Он резко завел свой топор за голову и обеими руками изо всех сил бросил его.

Топор летел, вращаясь, пока с сочным чмоканьем не воткнулся в толстый ствол

дуба.

Выдохнув воздух, который, казалось, застрял в его груди, он уселся на грубый

камень, который был широким и высоким как скамья, и положил локти на колени.

- "Теперь ты можешь показаться Илайас", - устало произнес он. - "Я чувствую,

ты там".

Мужчина легко вышел из теней, его желтые глаза слабо мерцали под полями

широкой шляпы. По сравнению с ним, Айильцы были слишком шумными. Сдвинув свой

длинный нож, он уселся на камень рядом с Перрином, но какое-то время он

просто сидел, перебирая пальцами свою ведую бороду, доходившую ему до груди.

Он кивнул в строну топора, который торчал из ствола дуба. - "Однажды я сказал

тебе, берегись, чтобы тебе не начало нравиться им пользоваться. Это

произошло? Там, на поляне?"

Перрин с силой мотнул головой. - "Нет! Не так. Но..."

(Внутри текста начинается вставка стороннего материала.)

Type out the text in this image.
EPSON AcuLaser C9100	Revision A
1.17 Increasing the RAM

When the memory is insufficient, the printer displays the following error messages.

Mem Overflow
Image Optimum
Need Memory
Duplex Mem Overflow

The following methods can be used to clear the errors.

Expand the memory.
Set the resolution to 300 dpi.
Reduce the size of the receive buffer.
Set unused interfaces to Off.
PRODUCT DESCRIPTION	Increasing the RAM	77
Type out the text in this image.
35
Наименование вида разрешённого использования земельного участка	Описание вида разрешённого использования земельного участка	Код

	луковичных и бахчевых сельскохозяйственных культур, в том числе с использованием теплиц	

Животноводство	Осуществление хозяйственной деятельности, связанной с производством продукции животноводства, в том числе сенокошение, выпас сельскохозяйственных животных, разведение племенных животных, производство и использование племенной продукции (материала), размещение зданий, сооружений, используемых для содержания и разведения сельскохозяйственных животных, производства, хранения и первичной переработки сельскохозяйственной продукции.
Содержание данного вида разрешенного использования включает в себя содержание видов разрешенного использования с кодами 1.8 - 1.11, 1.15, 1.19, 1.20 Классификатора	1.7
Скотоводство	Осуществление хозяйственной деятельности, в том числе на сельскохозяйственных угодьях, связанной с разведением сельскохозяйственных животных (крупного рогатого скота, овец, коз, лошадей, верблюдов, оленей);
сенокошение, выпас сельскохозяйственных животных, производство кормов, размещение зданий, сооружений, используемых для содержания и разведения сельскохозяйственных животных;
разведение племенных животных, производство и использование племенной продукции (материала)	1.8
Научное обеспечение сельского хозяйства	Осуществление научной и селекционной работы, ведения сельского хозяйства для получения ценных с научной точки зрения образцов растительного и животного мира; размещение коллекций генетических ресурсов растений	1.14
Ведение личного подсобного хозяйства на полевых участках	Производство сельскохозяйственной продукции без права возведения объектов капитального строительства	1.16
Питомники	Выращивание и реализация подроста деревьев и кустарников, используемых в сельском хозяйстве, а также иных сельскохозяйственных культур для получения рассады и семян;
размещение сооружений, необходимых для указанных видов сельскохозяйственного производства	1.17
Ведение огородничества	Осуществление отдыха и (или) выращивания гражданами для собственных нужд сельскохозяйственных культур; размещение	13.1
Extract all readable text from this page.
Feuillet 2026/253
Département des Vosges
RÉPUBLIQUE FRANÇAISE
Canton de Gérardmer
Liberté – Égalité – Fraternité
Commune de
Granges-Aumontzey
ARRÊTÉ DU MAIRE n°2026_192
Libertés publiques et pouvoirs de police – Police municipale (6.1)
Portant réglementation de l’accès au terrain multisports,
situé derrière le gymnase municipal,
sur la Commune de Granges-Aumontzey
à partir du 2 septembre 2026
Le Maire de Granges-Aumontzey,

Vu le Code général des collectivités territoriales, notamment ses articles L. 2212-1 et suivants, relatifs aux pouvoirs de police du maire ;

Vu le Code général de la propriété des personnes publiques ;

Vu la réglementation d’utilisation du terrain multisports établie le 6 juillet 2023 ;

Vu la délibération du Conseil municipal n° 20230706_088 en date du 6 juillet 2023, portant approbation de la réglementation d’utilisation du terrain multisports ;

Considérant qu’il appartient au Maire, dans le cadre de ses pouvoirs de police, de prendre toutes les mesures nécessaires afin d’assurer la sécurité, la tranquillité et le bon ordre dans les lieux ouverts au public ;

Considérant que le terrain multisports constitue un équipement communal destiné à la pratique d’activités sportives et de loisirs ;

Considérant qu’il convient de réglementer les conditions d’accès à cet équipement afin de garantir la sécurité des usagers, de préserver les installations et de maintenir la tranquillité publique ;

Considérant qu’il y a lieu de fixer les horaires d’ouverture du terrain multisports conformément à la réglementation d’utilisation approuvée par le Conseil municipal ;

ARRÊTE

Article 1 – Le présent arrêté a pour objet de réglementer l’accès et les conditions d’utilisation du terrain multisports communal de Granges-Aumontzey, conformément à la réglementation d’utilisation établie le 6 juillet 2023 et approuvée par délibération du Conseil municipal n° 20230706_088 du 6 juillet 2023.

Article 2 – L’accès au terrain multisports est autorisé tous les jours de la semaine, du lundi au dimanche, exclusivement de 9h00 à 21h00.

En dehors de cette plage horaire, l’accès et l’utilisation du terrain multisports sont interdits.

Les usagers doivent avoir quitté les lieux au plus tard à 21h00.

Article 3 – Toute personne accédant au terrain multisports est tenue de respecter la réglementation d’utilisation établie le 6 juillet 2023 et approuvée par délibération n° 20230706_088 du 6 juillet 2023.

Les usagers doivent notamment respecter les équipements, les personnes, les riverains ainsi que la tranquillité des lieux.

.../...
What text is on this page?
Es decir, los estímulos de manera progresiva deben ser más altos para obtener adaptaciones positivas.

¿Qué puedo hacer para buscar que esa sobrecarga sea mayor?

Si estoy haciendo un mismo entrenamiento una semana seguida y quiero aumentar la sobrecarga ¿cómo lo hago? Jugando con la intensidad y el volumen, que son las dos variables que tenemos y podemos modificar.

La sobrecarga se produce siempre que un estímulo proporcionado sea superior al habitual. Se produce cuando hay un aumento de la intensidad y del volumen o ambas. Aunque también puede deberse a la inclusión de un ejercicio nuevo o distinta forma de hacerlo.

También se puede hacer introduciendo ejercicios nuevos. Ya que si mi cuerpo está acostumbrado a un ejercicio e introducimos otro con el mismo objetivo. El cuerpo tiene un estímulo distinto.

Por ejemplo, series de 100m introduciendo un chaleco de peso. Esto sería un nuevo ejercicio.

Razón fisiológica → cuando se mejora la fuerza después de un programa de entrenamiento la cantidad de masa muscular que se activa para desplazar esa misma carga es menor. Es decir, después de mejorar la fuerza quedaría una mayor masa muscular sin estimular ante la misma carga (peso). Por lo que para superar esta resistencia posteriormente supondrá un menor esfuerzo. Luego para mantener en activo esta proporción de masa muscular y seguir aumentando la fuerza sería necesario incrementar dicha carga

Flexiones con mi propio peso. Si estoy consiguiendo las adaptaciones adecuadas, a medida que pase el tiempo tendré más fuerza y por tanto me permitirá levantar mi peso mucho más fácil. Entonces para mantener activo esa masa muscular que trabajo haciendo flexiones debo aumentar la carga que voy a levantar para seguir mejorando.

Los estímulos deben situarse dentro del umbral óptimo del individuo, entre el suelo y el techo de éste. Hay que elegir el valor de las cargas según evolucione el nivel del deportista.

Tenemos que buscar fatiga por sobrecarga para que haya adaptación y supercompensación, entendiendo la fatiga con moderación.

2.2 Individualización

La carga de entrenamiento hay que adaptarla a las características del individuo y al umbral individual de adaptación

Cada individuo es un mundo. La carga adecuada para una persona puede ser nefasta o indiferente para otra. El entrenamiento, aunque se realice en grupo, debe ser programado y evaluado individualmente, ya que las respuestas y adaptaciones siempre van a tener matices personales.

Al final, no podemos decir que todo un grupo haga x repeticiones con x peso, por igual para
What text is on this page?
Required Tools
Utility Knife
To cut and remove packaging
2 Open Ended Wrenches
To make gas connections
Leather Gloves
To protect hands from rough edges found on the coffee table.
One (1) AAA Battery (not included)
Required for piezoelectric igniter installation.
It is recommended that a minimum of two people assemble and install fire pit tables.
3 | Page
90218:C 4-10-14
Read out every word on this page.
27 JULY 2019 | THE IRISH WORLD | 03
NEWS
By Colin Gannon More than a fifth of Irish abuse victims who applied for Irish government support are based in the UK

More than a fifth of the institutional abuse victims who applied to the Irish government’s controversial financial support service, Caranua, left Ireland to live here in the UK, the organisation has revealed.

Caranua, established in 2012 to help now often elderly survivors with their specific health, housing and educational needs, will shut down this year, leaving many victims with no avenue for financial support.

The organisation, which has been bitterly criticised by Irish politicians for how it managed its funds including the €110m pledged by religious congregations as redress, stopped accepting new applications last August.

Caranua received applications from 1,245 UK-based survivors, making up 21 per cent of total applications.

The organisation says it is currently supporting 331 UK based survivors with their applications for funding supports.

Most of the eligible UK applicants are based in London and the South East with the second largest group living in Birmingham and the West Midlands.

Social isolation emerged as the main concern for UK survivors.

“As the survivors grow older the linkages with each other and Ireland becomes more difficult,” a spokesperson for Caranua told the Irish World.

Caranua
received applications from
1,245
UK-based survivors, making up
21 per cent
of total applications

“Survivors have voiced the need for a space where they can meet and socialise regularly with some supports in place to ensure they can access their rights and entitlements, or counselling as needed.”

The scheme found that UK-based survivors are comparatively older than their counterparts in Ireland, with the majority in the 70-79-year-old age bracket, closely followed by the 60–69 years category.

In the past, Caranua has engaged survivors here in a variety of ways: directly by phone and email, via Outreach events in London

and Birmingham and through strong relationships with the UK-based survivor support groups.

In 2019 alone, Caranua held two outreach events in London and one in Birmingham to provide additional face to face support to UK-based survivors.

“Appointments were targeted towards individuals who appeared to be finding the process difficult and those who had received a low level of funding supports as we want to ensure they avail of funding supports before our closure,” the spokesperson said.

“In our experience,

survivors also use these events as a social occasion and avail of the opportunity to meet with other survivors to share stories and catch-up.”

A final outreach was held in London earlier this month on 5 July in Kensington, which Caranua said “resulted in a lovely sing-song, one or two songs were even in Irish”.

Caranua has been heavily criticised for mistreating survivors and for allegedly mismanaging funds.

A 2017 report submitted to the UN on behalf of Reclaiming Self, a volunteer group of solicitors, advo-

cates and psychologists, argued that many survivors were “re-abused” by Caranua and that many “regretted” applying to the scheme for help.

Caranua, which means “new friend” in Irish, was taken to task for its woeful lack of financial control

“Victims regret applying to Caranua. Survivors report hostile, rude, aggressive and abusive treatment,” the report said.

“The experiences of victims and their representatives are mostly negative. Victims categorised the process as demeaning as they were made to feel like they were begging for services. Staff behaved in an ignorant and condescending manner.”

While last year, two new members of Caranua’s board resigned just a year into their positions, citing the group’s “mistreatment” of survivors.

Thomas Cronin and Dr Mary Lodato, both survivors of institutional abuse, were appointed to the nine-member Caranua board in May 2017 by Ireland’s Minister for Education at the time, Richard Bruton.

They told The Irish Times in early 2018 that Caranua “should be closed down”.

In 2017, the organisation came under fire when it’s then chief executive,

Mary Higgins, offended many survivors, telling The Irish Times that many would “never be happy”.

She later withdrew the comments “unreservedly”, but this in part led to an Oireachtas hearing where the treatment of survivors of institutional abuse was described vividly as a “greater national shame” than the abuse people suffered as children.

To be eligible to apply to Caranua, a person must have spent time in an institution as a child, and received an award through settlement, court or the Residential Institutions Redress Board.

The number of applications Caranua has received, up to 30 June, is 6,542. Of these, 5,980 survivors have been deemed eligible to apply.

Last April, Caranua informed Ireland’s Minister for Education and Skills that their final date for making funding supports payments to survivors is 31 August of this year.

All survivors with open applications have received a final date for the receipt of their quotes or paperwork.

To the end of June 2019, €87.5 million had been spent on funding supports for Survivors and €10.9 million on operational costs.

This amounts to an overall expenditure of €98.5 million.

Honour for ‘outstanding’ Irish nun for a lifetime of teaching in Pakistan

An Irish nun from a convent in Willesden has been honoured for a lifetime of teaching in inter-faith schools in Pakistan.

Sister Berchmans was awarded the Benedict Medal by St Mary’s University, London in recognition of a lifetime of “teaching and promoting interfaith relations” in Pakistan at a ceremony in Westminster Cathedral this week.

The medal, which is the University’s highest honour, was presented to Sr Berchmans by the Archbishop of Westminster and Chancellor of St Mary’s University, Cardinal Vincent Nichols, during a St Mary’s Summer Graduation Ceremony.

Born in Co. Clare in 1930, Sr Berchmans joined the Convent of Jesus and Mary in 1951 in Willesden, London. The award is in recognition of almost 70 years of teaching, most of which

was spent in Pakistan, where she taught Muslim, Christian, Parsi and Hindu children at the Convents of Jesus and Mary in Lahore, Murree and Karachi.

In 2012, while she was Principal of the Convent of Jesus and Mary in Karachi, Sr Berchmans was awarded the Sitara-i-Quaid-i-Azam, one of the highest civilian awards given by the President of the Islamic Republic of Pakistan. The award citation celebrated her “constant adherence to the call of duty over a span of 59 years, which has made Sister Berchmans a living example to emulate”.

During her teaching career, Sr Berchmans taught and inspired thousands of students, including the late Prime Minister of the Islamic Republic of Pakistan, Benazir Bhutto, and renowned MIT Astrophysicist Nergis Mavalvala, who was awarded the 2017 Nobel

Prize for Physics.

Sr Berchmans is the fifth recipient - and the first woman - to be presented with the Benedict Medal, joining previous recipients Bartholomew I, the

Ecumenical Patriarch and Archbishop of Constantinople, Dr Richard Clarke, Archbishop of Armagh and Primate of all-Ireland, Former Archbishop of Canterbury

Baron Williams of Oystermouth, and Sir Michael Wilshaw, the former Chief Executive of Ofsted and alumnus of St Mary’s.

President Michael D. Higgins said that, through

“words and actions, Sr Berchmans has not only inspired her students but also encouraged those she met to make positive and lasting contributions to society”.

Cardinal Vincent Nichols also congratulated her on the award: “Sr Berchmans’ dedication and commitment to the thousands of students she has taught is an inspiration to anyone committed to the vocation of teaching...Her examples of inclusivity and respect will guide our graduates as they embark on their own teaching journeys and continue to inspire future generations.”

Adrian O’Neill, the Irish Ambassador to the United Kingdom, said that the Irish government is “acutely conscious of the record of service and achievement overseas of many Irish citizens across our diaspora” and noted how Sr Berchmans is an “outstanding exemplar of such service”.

"Но... что, мальчик? Я думаю, что ты напугал даже Масиму. Правда, ты тоже

пахнешь испугом".

"Наконец он чего-то испугался", - пробормотал Перрин, неловко пожимая

плечами. Некоторые мысли было трудно облечь в слова. Хотя, наверное, пришло

время. - "Топор. Поначалу я не замечал этого. Только, оглядываясь назад.

Сперва той ночью, когда я встретил Гаула и белоплащники попытались нас убить.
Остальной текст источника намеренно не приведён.